I am presently working on an old font which was created under the ISO-8859 era and was converted without further consideration to Unicode. Consequently many character slots do not abide by the Unicode semantics and must be reallocated to where they now belong.

One of the problematic allocations is the pair U+002D HYPHEN-MINUS and U+00AD SOFT HYPHEN using very uncommon “dashes”.

When hyphenation occurs, does Writer replace SOFT HYPHEN with HYPHEN-MINUS in the output or does it use the glyph provided at U+00AD?

In other words, Is SOFT HYPHEN only a function indicator or a real printing character?

Answer to this question could greatly simplify my upgrade task.
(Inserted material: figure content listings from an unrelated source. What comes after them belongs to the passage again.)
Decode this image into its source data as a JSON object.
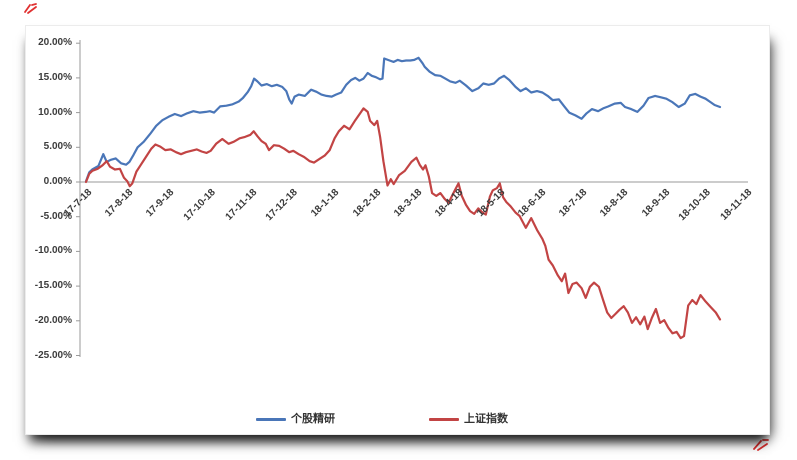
{
  "chart_data": {
    "type": "line",
    "title": "",
    "x_unit": "months since 17-7-18 (date format yy-m-dd)",
    "y_unit": "cumulative return %",
    "ylim": [
      -25,
      20
    ],
    "grid": false,
    "legend_position": "bottom",
    "x_axis": {
      "ticks": [
        "17-7-18",
        "17-8-18",
        "17-9-18",
        "17-10-18",
        "17-11-18",
        "17-12-18",
        "18-1-18",
        "18-2-18",
        "18-3-18",
        "18-4-18",
        "18-5-18",
        "18-6-18",
        "18-7-18",
        "18-8-18",
        "18-9-18",
        "18-10-18",
        "18-11-18"
      ],
      "labels_rotated": true
    },
    "y_axis": {
      "ticks": [
        "20.00%",
        "15.00%",
        "10.00%",
        "5.00%",
        "0.00%",
        "-5.00%",
        "-10.00%",
        "-15.00%",
        "-20.00%",
        "-25.00%"
      ],
      "max": 20,
      "min": -25,
      "step": 5
    },
    "legend": [
      {
        "label": "个股精研",
        "color": "#4a76b8"
      },
      {
        "label": "上证指数",
        "color": "#c24444"
      }
    ],
    "axis_color": "#9a9a9a",
    "series": [
      {
        "name": "个股精研",
        "color": "#4a76b8",
        "points": [
          [
            0,
            0.1
          ],
          [
            0.08,
            1.4
          ],
          [
            0.15,
            1.8
          ],
          [
            0.3,
            2.3
          ],
          [
            0.42,
            4
          ],
          [
            0.5,
            2.9
          ],
          [
            0.6,
            3.2
          ],
          [
            0.72,
            3.4
          ],
          [
            0.85,
            2.7
          ],
          [
            0.97,
            2.5
          ],
          [
            1.05,
            2.9
          ],
          [
            1.15,
            3.9
          ],
          [
            1.25,
            5
          ],
          [
            1.4,
            5.8
          ],
          [
            1.55,
            6.9
          ],
          [
            1.7,
            8.1
          ],
          [
            1.85,
            8.9
          ],
          [
            2,
            9.4
          ],
          [
            2.15,
            9.8
          ],
          [
            2.3,
            9.5
          ],
          [
            2.45,
            9.9
          ],
          [
            2.6,
            10.2
          ],
          [
            2.75,
            10
          ],
          [
            2.9,
            10.1
          ],
          [
            3,
            10.2
          ],
          [
            3.1,
            10
          ],
          [
            3.25,
            10.9
          ],
          [
            3.4,
            11
          ],
          [
            3.55,
            11.2
          ],
          [
            3.7,
            11.6
          ],
          [
            3.8,
            12.1
          ],
          [
            3.92,
            13
          ],
          [
            4,
            13.8
          ],
          [
            4.07,
            14.9
          ],
          [
            4.15,
            14.5
          ],
          [
            4.25,
            13.9
          ],
          [
            4.38,
            14.1
          ],
          [
            4.5,
            13.8
          ],
          [
            4.62,
            14
          ],
          [
            4.75,
            13.7
          ],
          [
            4.85,
            13.1
          ],
          [
            4.92,
            11.9
          ],
          [
            4.98,
            11.3
          ],
          [
            5.05,
            12.3
          ],
          [
            5.15,
            12.6
          ],
          [
            5.3,
            12.4
          ],
          [
            5.45,
            13.3
          ],
          [
            5.58,
            13
          ],
          [
            5.7,
            12.6
          ],
          [
            5.82,
            12.4
          ],
          [
            5.95,
            12.3
          ],
          [
            6.05,
            12.6
          ],
          [
            6.18,
            12.9
          ],
          [
            6.3,
            14
          ],
          [
            6.42,
            14.7
          ],
          [
            6.52,
            15
          ],
          [
            6.62,
            14.6
          ],
          [
            6.72,
            14.9
          ],
          [
            6.82,
            15.7
          ],
          [
            6.92,
            15.3
          ],
          [
            7.02,
            15.1
          ],
          [
            7.12,
            14.8
          ],
          [
            7.18,
            14.9
          ],
          [
            7.22,
            17.8
          ],
          [
            7.35,
            17.5
          ],
          [
            7.45,
            17.3
          ],
          [
            7.55,
            17.6
          ],
          [
            7.65,
            17.4
          ],
          [
            7.75,
            17.5
          ],
          [
            7.85,
            17.5
          ],
          [
            7.95,
            17.6
          ],
          [
            8.05,
            17.9
          ],
          [
            8.15,
            17.1
          ],
          [
            8.2,
            16.6
          ],
          [
            8.32,
            15.9
          ],
          [
            8.45,
            15.4
          ],
          [
            8.58,
            15.3
          ],
          [
            8.7,
            14.9
          ],
          [
            8.82,
            14.5
          ],
          [
            8.95,
            14.3
          ],
          [
            9.05,
            14.6
          ],
          [
            9.2,
            13.9
          ],
          [
            9.35,
            13.1
          ],
          [
            9.5,
            13.5
          ],
          [
            9.62,
            14.2
          ],
          [
            9.75,
            14
          ],
          [
            9.88,
            14.2
          ],
          [
            10,
            14.9
          ],
          [
            10.12,
            15.3
          ],
          [
            10.25,
            14.7
          ],
          [
            10.4,
            13.7
          ],
          [
            10.52,
            13.1
          ],
          [
            10.65,
            13.5
          ],
          [
            10.78,
            12.9
          ],
          [
            10.92,
            13.1
          ],
          [
            11.05,
            12.9
          ],
          [
            11.18,
            12.4
          ],
          [
            11.3,
            11.8
          ],
          [
            11.45,
            11.9
          ],
          [
            11.58,
            10.9
          ],
          [
            11.7,
            10
          ],
          [
            11.85,
            9.6
          ],
          [
            12,
            9.1
          ],
          [
            12.12,
            9.9
          ],
          [
            12.25,
            10.5
          ],
          [
            12.4,
            10.2
          ],
          [
            12.52,
            10.6
          ],
          [
            12.65,
            10.9
          ],
          [
            12.8,
            11.3
          ],
          [
            12.95,
            11.4
          ],
          [
            13.05,
            10.8
          ],
          [
            13.2,
            10.5
          ],
          [
            13.35,
            10.1
          ],
          [
            13.5,
            11
          ],
          [
            13.62,
            12.1
          ],
          [
            13.78,
            12.4
          ],
          [
            13.92,
            12.2
          ],
          [
            14.05,
            12
          ],
          [
            14.2,
            11.5
          ],
          [
            14.35,
            10.8
          ],
          [
            14.5,
            11.3
          ],
          [
            14.62,
            12.5
          ],
          [
            14.75,
            12.7
          ],
          [
            14.88,
            12.3
          ],
          [
            15,
            12
          ],
          [
            15.1,
            11.6
          ],
          [
            15.22,
            11.1
          ],
          [
            15.35,
            10.8
          ]
        ]
      },
      {
        "name": "上证指数",
        "color": "#c24444",
        "points": [
          [
            0,
            0
          ],
          [
            0.08,
            1.2
          ],
          [
            0.15,
            1.6
          ],
          [
            0.28,
            1.9
          ],
          [
            0.4,
            2.4
          ],
          [
            0.5,
            3
          ],
          [
            0.58,
            2.2
          ],
          [
            0.7,
            1.8
          ],
          [
            0.82,
            1.9
          ],
          [
            0.92,
            0.6
          ],
          [
            1,
            0.1
          ],
          [
            1.06,
            -0.6
          ],
          [
            1.12,
            -0.2
          ],
          [
            1.22,
            1.5
          ],
          [
            1.32,
            2.4
          ],
          [
            1.45,
            3.6
          ],
          [
            1.58,
            4.8
          ],
          [
            1.68,
            5.4
          ],
          [
            1.8,
            5.1
          ],
          [
            1.92,
            4.6
          ],
          [
            2.05,
            4.7
          ],
          [
            2.18,
            4.3
          ],
          [
            2.3,
            4
          ],
          [
            2.42,
            4.3
          ],
          [
            2.55,
            4.5
          ],
          [
            2.68,
            4.7
          ],
          [
            2.8,
            4.4
          ],
          [
            2.92,
            4.2
          ],
          [
            3.02,
            4.5
          ],
          [
            3.15,
            5.5
          ],
          [
            3.3,
            6.2
          ],
          [
            3.45,
            5.5
          ],
          [
            3.58,
            5.8
          ],
          [
            3.72,
            6.3
          ],
          [
            3.85,
            6.5
          ],
          [
            3.98,
            6.8
          ],
          [
            4.06,
            7.3
          ],
          [
            4.15,
            6.6
          ],
          [
            4.25,
            5.9
          ],
          [
            4.35,
            5.5
          ],
          [
            4.43,
            4.6
          ],
          [
            4.55,
            5.3
          ],
          [
            4.68,
            5.2
          ],
          [
            4.8,
            4.8
          ],
          [
            4.92,
            4.3
          ],
          [
            5.02,
            4.5
          ],
          [
            5.15,
            4
          ],
          [
            5.28,
            3.6
          ],
          [
            5.42,
            3
          ],
          [
            5.52,
            2.8
          ],
          [
            5.65,
            3.3
          ],
          [
            5.78,
            3.8
          ],
          [
            5.9,
            4.6
          ],
          [
            6.02,
            6.3
          ],
          [
            6.12,
            7.3
          ],
          [
            6.25,
            8.1
          ],
          [
            6.38,
            7.6
          ],
          [
            6.52,
            8.9
          ],
          [
            6.65,
            10
          ],
          [
            6.72,
            10.6
          ],
          [
            6.82,
            10.1
          ],
          [
            6.88,
            8.8
          ],
          [
            6.98,
            8.2
          ],
          [
            7.05,
            8.8
          ],
          [
            7.12,
            6.5
          ],
          [
            7.2,
            3
          ],
          [
            7.3,
            -0.5
          ],
          [
            7.38,
            0.4
          ],
          [
            7.45,
            -0.3
          ],
          [
            7.58,
            1
          ],
          [
            7.72,
            1.6
          ],
          [
            7.88,
            2.9
          ],
          [
            8,
            3.5
          ],
          [
            8.08,
            2.5
          ],
          [
            8.16,
            1.8
          ],
          [
            8.22,
            2.4
          ],
          [
            8.3,
            0.8
          ],
          [
            8.38,
            -1.6
          ],
          [
            8.48,
            -2
          ],
          [
            8.58,
            -1.6
          ],
          [
            8.68,
            -2.4
          ],
          [
            8.78,
            -3
          ],
          [
            8.88,
            -1.8
          ],
          [
            8.95,
            -1
          ],
          [
            9.02,
            -0.2
          ],
          [
            9.1,
            -2
          ],
          [
            9.2,
            -3.3
          ],
          [
            9.3,
            -4.2
          ],
          [
            9.4,
            -4.6
          ],
          [
            9.5,
            -3.8
          ],
          [
            9.6,
            -4.4
          ],
          [
            9.68,
            -4.7
          ],
          [
            9.78,
            -2.1
          ],
          [
            9.85,
            -1.2
          ],
          [
            9.95,
            -0.9
          ],
          [
            10.02,
            -0.2
          ],
          [
            10.1,
            -2.2
          ],
          [
            10.18,
            -2.9
          ],
          [
            10.28,
            -3.5
          ],
          [
            10.4,
            -4.4
          ],
          [
            10.5,
            -4.9
          ],
          [
            10.65,
            -6.6
          ],
          [
            10.78,
            -5.2
          ],
          [
            10.92,
            -6.9
          ],
          [
            11.05,
            -8.2
          ],
          [
            11.12,
            -9.2
          ],
          [
            11.2,
            -11.2
          ],
          [
            11.3,
            -12
          ],
          [
            11.42,
            -13.4
          ],
          [
            11.52,
            -14.3
          ],
          [
            11.6,
            -13.2
          ],
          [
            11.68,
            -16
          ],
          [
            11.78,
            -14.7
          ],
          [
            11.88,
            -14.5
          ],
          [
            12,
            -15.3
          ],
          [
            12.1,
            -16.7
          ],
          [
            12.2,
            -15.1
          ],
          [
            12.3,
            -14.5
          ],
          [
            12.42,
            -15.1
          ],
          [
            12.52,
            -17
          ],
          [
            12.62,
            -18.8
          ],
          [
            12.72,
            -19.6
          ],
          [
            12.82,
            -19
          ],
          [
            12.92,
            -18.4
          ],
          [
            13.02,
            -17.9
          ],
          [
            13.12,
            -18.8
          ],
          [
            13.22,
            -20.3
          ],
          [
            13.32,
            -19.5
          ],
          [
            13.42,
            -20.5
          ],
          [
            13.52,
            -19.4
          ],
          [
            13.6,
            -21.2
          ],
          [
            13.7,
            -19.6
          ],
          [
            13.8,
            -18.3
          ],
          [
            13.9,
            -20.3
          ],
          [
            14,
            -19.9
          ],
          [
            14.1,
            -21
          ],
          [
            14.2,
            -21.8
          ],
          [
            14.3,
            -21.6
          ],
          [
            14.4,
            -22.5
          ],
          [
            14.48,
            -22.2
          ],
          [
            14.58,
            -17.8
          ],
          [
            14.68,
            -17
          ],
          [
            14.78,
            -17.6
          ],
          [
            14.88,
            -16.3
          ],
          [
            15,
            -17.2
          ],
          [
            15.12,
            -18
          ],
          [
            15.25,
            -18.8
          ],
          [
            15.35,
            -19.8
          ]
        ]
      }
    ]
  },
  "decorations": {
    "watermark_mark_color": "#e03030",
    "card_background": "#ffffff"
  }
}
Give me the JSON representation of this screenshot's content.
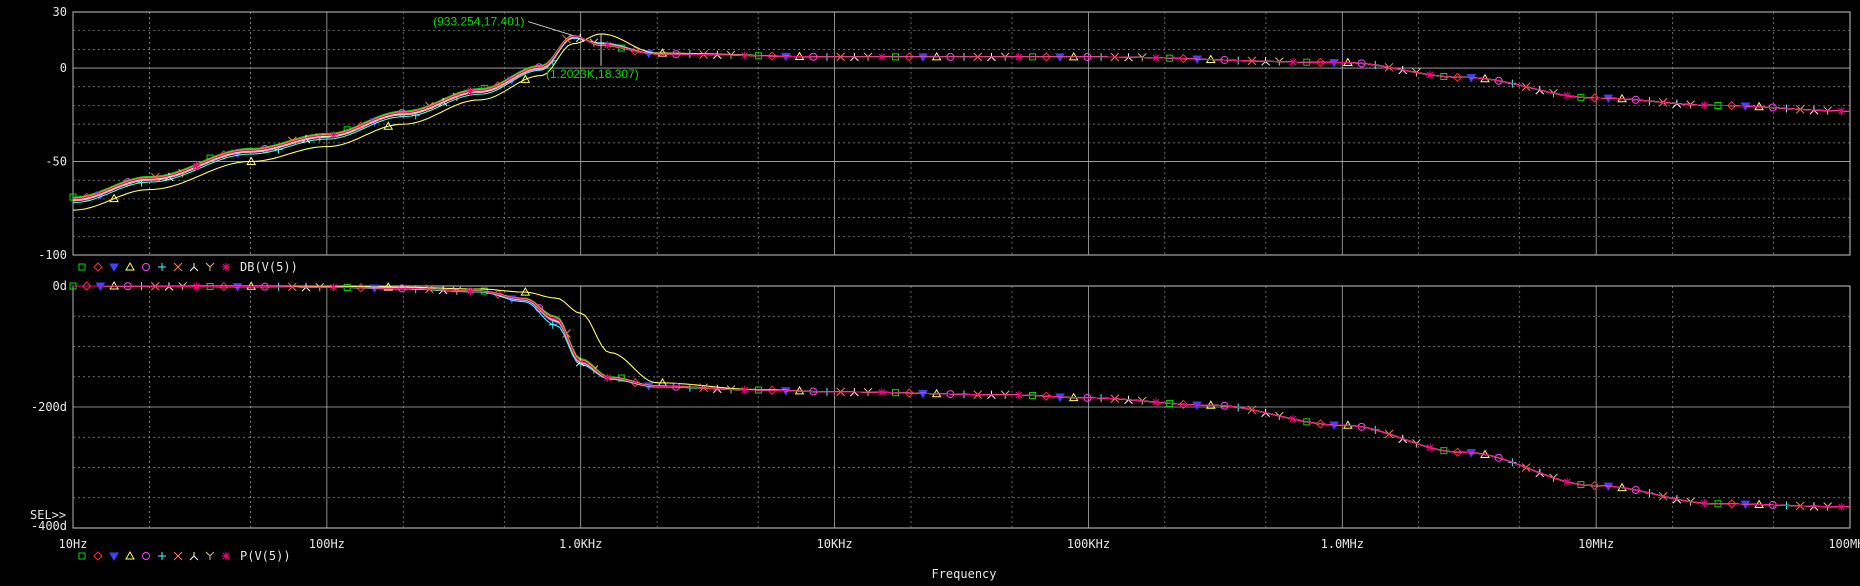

In my test, in the output Writer replace soft hyphens with U+002D. To check that, I inserted a soft hyphen in a short document and then exported the text to PDF. After I copied the resulting hyphen from the PDF, I checked it both in Writer itself and in KCharSelect: an hyphen-minus.

@RGB-es: thanks for experimenting. I’d prefer to have an answer from a developer, though.

To make sure, I changed the font and put a fancy glyph at U+00AD, but FontForge seems to ascertain consistency and copies the glyph at U+002D into U+00AD when generating the font. I have then no visual feed back.

Unicode section 6.2 says that SOFT HYPHEN is a format control character and thus has no visible glyph of its own. Unicode section 23.2 seems to hint that application software is allowed to use HYPHEN-MINUS when deciding for word break but this is not mandatory.

All in all, this is not of great help but it is likely that I can ignore the dilemma SOFT HYPHEN/HYPHEN-MINUS in my font reorganisation job.